A co-founder of Truth Social’s media parent company was forced off the board of the firm after he ignored demands by Donald Trump to gift a few of his stock to Melania Trump, a whistleblower has told The Washington Post.
Trump pushed for the giveaway to his wife despite the fact that he had already been given 90% of the stock within the Trump Media & Technology Group (TMTG) in exchange for the usage of his name and another “minor involvement,” former company executive Will Wilkerson told the Post.
The corporate co-founder reportedly dodged the request, telling Trump that it would depart him with a tax bill he couldn’t pay. “Do whatever it’s essential do,” Trump snapped back, in response to Wilkerson.
He was forced off the board five months later in what Wilkerson believes was payback for failing to show over a “small fortune” to Melania Trump, the newspaper reported Saturday.
The incident was one among a series of bombshell revelations supported by several documents viewed by the newspaper about bitter infighting within the Trump business, technical screwups, questionable financial representations, and what Wilkerson insisted were violations of Securities and Exchange regulations, in response to the Post.
Wilkerson submitted a whistleblower criticism to the Securities and Exchange Commission in August regarding the corporate. Wilkerson’s attorney’s told the newspaper that he can also be cooperating with current investigations into Trump Media by the SEC and by federal prosecutors from the Southern District of Latest York.

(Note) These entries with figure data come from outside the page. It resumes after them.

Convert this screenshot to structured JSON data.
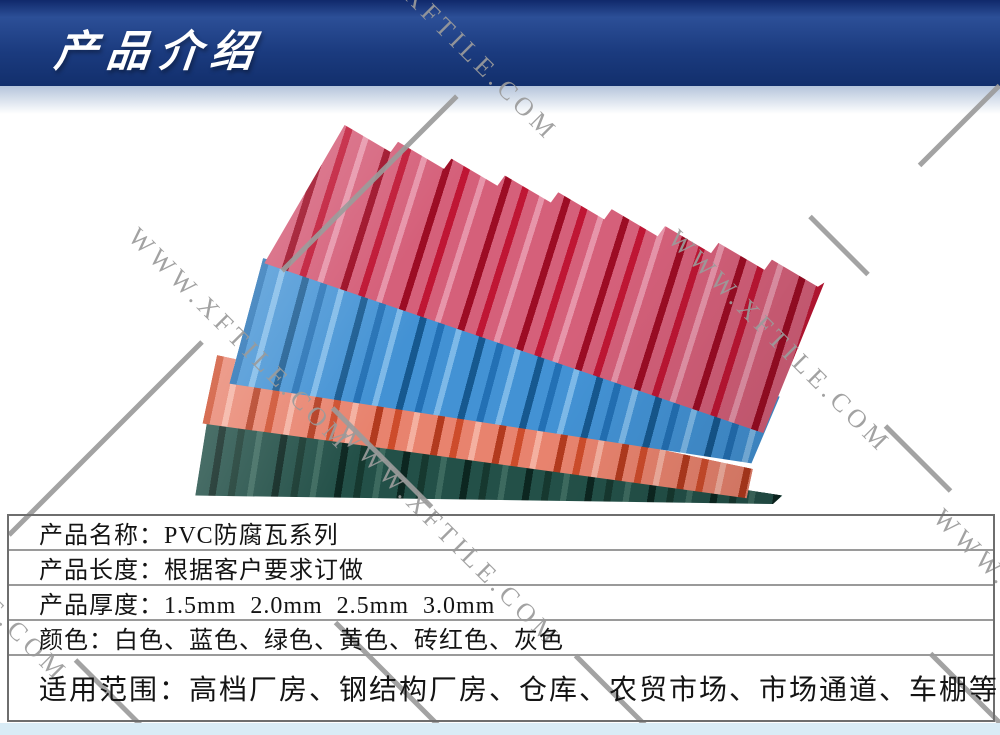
{
  "header": {
    "title": "产品介绍"
  },
  "watermark": {
    "text": "WWW.XFTILE.COM",
    "color": "#9b9b9b"
  },
  "product_photo": {
    "sheets": [
      {
        "name": "red",
        "base": "#d5607a",
        "dark": "#bf1634",
        "light": "#e795aa",
        "deep": "#9c0c24"
      },
      {
        "name": "blue",
        "base": "#4392d4",
        "dark": "#2370b4",
        "light": "#7db9e8",
        "deep": "#16588f"
      },
      {
        "name": "salmon",
        "base": "#e8836e",
        "dark": "#cd4c2b",
        "light": "#f4b0a0",
        "deep": "#b23a1e"
      },
      {
        "name": "green",
        "base": "#235048",
        "dark": "#16382f",
        "light": "#3d6a5f",
        "deep": "#0c2620"
      }
    ]
  },
  "spec_table": {
    "rows": [
      {
        "text": "产品名称：PVC防腐瓦系列"
      },
      {
        "text": "产品长度：根据客户要求订做"
      },
      {
        "text": "产品厚度：1.5mm  2.0mm  2.5mm  3.0mm"
      },
      {
        "text": "颜色：白色、蓝色、绿色、黄色、砖红色、灰色"
      },
      {
        "text": "适用范围：高档厂房、钢结构厂房、仓库、农贸市场、市场通道、车棚等"
      }
    ]
  },
  "footer": {
    "strip_color": "#d9ecf6"
  }
}
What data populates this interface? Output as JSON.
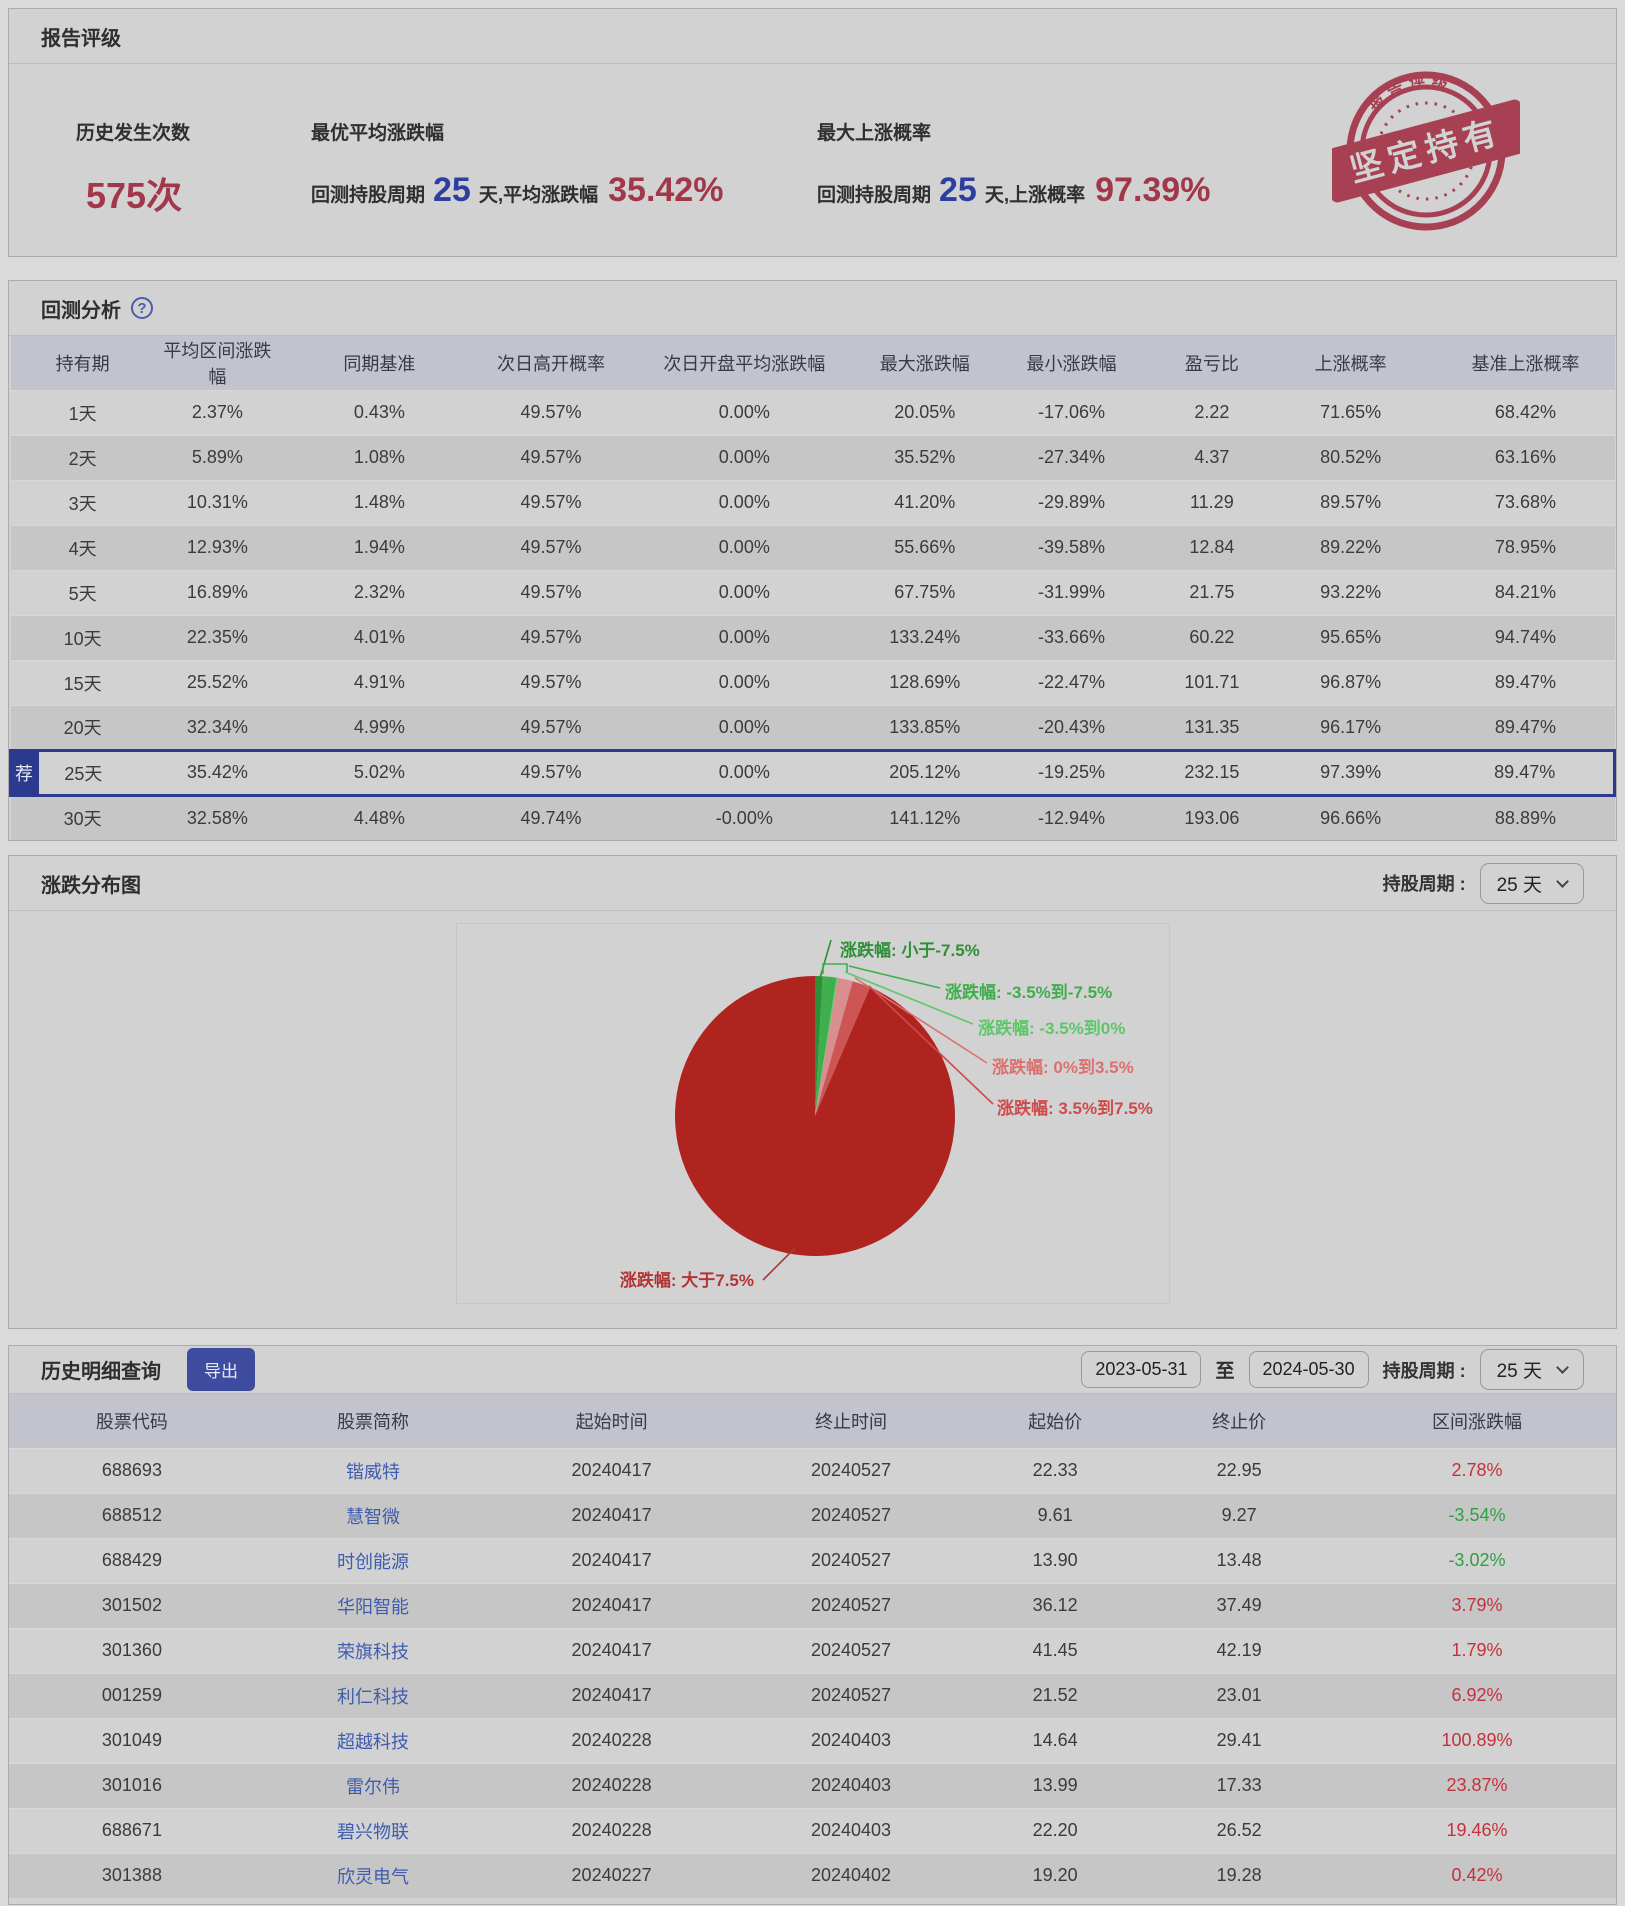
{
  "rating": {
    "title": "报告评级",
    "stats": [
      {
        "label": "历史发生次数",
        "value": "575次"
      },
      {
        "label": "最优平均涨跌幅",
        "prefix": "回测持股周期",
        "days": "25",
        "mid": "天,平均涨跌幅",
        "value": "35.42%"
      },
      {
        "label": "最大上涨概率",
        "prefix": "回测持股周期",
        "days": "25",
        "mid": "天,上涨概率",
        "value": "97.39%"
      }
    ],
    "stamp": {
      "arc_text": "报告评级",
      "banner": "坚定持有",
      "color": "#a32c42"
    }
  },
  "backtest": {
    "title": "回测分析",
    "help_icon": "?",
    "columns": [
      "持有期",
      "平均区间涨跌幅",
      "同期基准",
      "次日高开概率",
      "次日开盘平均涨跌幅",
      "最大涨跌幅",
      "最小涨跌幅",
      "盈亏比",
      "上涨概率",
      "基准上涨概率"
    ],
    "recommend_badge": "荐",
    "recommended_row_index": 8,
    "rows": [
      [
        "1天",
        "2.37%",
        "0.43%",
        "49.57%",
        "0.00%",
        "20.05%",
        "-17.06%",
        "2.22",
        "71.65%",
        "68.42%"
      ],
      [
        "2天",
        "5.89%",
        "1.08%",
        "49.57%",
        "0.00%",
        "35.52%",
        "-27.34%",
        "4.37",
        "80.52%",
        "63.16%"
      ],
      [
        "3天",
        "10.31%",
        "1.48%",
        "49.57%",
        "0.00%",
        "41.20%",
        "-29.89%",
        "11.29",
        "89.57%",
        "73.68%"
      ],
      [
        "4天",
        "12.93%",
        "1.94%",
        "49.57%",
        "0.00%",
        "55.66%",
        "-39.58%",
        "12.84",
        "89.22%",
        "78.95%"
      ],
      [
        "5天",
        "16.89%",
        "2.32%",
        "49.57%",
        "0.00%",
        "67.75%",
        "-31.99%",
        "21.75",
        "93.22%",
        "84.21%"
      ],
      [
        "10天",
        "22.35%",
        "4.01%",
        "49.57%",
        "0.00%",
        "133.24%",
        "-33.66%",
        "60.22",
        "95.65%",
        "94.74%"
      ],
      [
        "15天",
        "25.52%",
        "4.91%",
        "49.57%",
        "0.00%",
        "128.69%",
        "-22.47%",
        "101.71",
        "96.87%",
        "89.47%"
      ],
      [
        "20天",
        "32.34%",
        "4.99%",
        "49.57%",
        "0.00%",
        "133.85%",
        "-20.43%",
        "131.35",
        "96.17%",
        "89.47%"
      ],
      [
        "25天",
        "35.42%",
        "5.02%",
        "49.57%",
        "0.00%",
        "205.12%",
        "-19.25%",
        "232.15",
        "97.39%",
        "89.47%"
      ],
      [
        "30天",
        "32.58%",
        "4.48%",
        "49.74%",
        "-0.00%",
        "141.12%",
        "-12.94%",
        "193.06",
        "96.66%",
        "88.89%"
      ]
    ]
  },
  "distribution": {
    "title": "涨跌分布图",
    "period_label": "持股周期 :",
    "period_value": "25 天"
  },
  "chart_data": {
    "type": "pie",
    "title": "涨跌分布图",
    "holding_period": "25 天",
    "legend_position": "callout-labels",
    "slices": [
      {
        "label": "涨跌幅: 小于-7.5%",
        "value": 0.87,
        "color": "#2e8f39",
        "label_color": "#2e9139"
      },
      {
        "label": "涨跌幅: -3.5%到-7.5%",
        "value": 1.57,
        "color": "#3fae4c",
        "label_color": "#3fae4c"
      },
      {
        "label": "涨跌幅: -3.5%到0%",
        "value": 0.17,
        "color": "#63c96e",
        "label_color": "#5dc768"
      },
      {
        "label": "涨跌幅: 0%到3.5%",
        "value": 1.74,
        "color": "#d98f8f",
        "label_color": "#dd6f6f"
      },
      {
        "label": "涨跌幅: 3.5%到7.5%",
        "value": 2.09,
        "color": "#cd5555",
        "label_color": "#cf4b4b"
      },
      {
        "label": "涨跌幅: 大于7.5%",
        "value": 93.56,
        "color": "#b02420",
        "label_color": "#b23535"
      }
    ]
  },
  "history": {
    "title": "历史明细查询",
    "export_label": "导出",
    "date_from": "2023-05-31",
    "range_separator": "至",
    "date_to": "2024-05-30",
    "period_label": "持股周期 :",
    "period_value": "25 天",
    "columns": [
      "股票代码",
      "股票简称",
      "起始时间",
      "终止时间",
      "起始价",
      "终止价",
      "区间涨跌幅"
    ],
    "rows": [
      [
        "688693",
        "锴威特",
        "20240417",
        "20240527",
        "22.33",
        "22.95",
        "2.78%"
      ],
      [
        "688512",
        "慧智微",
        "20240417",
        "20240527",
        "9.61",
        "9.27",
        "-3.54%"
      ],
      [
        "688429",
        "时创能源",
        "20240417",
        "20240527",
        "13.90",
        "13.48",
        "-3.02%"
      ],
      [
        "301502",
        "华阳智能",
        "20240417",
        "20240527",
        "36.12",
        "37.49",
        "3.79%"
      ],
      [
        "301360",
        "荣旗科技",
        "20240417",
        "20240527",
        "41.45",
        "42.19",
        "1.79%"
      ],
      [
        "001259",
        "利仁科技",
        "20240417",
        "20240527",
        "21.52",
        "23.01",
        "6.92%"
      ],
      [
        "301049",
        "超越科技",
        "20240228",
        "20240403",
        "14.64",
        "29.41",
        "100.89%"
      ],
      [
        "301016",
        "雷尔伟",
        "20240228",
        "20240403",
        "13.99",
        "17.33",
        "23.87%"
      ],
      [
        "688671",
        "碧兴物联",
        "20240228",
        "20240403",
        "22.20",
        "26.52",
        "19.46%"
      ],
      [
        "301388",
        "欣灵电气",
        "20240227",
        "20240402",
        "19.20",
        "19.28",
        "0.42%"
      ]
    ]
  }
}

Wilkerson was fired from his job Thursday as TMTG senior vice chairman of operations after he spoke to The Post.
Trump Media said in an announcement responding to several specific questions from the Post regarding Wilkerson’s information that Trump as company chairman had hired former California Republican congressman Devin Nunes as CEO to “create a culture of compliance and construct a world-class team to guide Truth Social.”
The statement complained that the Post “sent us an inquiry rife with knowingly false and defamatory statements and other concocted psychodramas.”
It didn’t specifically address any of the Post’s questions, in response to the newspaper.
The brand new information follows a lengthening list of bad news for Trump’s Truth Social and media enterprise.
Digital World Acquisition Corp. — the special purpose acquisition company (SPAC) that Truth Social must go public — revealed in a Securities and Exchange Commission filing last month that investors had already backed out of $139 million in commitments of the $1 billion previously announced by the corporate.
There’s likely more to return. Investors, who agreed to place up the cash nearly a 12 months ago, can now drop their commitments because Digital World missed its initial Sept. 20 deadline to merge with Trump Media. That deadline was prolonged by three months after shareholders refused to approve its bid for a 12-month extension. But investors can still pull out.
A significant web-hosting operator complained in August that Truth Social owed about $1.6 million in contractually obligated payments, an allegation suggesting the operation’s funds are in “significant disarray,” Fox Business News reported.
Trump insisted last month that he was unconcerned about any Truth Social money woes because, he explained, “I’m really wealthy,” he posted on the social media platform. “I don’t need financing.”
Yet in the subsequent sentence he asked: “Private company, anyone???” in what seemed to be an invite to investors.